Follow up on Easter Musings
A reader has called to declare that the so-called Immaculate Conception of Jesus is such a jumble of irrationality that any discussion of it like my theory of improbability regarding the birth of Jesus is pointless waste of mental energy, noting:
- His mother Mary must have shown the usual symptoms of pregnancy resulting from sexual intercourse like missed periods and a bloating tummy for her husband Joseph to notice and initially consider quietly leaving her for infidelity like filing a no-fault suit of divorce in a US state trial court.
But he doesn’t and lets her pregnancy run its course, Mary obviously having a normal labor with vaginal parturition, because we see plenty of images showing her tenderly and blissfully holding the infant, referred to as Madonna and Child, a central theme in Christian iconography.

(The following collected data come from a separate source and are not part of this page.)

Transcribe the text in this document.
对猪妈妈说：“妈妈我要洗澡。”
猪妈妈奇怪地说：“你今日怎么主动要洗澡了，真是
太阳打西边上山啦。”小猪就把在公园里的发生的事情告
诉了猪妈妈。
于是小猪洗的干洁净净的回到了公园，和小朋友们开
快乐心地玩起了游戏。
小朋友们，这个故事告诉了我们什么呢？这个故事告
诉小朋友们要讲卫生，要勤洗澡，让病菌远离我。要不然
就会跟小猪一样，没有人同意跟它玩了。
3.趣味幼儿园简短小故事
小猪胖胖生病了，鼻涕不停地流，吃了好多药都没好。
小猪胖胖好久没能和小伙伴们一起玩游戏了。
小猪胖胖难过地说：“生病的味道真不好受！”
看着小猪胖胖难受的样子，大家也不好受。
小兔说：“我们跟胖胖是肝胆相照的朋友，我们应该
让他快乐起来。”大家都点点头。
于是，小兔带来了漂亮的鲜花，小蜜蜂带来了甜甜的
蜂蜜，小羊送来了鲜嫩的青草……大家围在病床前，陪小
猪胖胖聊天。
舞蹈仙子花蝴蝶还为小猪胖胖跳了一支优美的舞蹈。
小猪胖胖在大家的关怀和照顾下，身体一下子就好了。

- This raises the issue of identity of her inseminator, i.e. the paternity of Jesus. Without today’s DNA testing we don’t have much to go on with here, except it must have been a post-puberty male unaffected by ED, erectile dysfunction.
According to the Population Reference Bureau roughly ¾ of the world’s 8 billion people are aged 15 or older, that is, post-puberty, of which half may be assumed to be males. Applying this rule to AD 1 when Jesus was born, the global population set at 200 million, we have 75 (= 200 x ¾ / 2) million men who could have ravished Mary to be the father of Jesus. Of course not all that crowd could be near enough to Mary in those days when travel is limited with insurmountable oceans and continents. Even so, 75 million is a big enough pool to draw any number of adulterers from.
- But all inquiry into paternity stops with an angel telling Joseph in a dream that Mary’s pregnancy is caused by the Holy Spirit, not adultery.
- In short, (3) negates (1), a bare-faced contradiction, like saying “You are my son” and, in the same breath, “You are not my son.”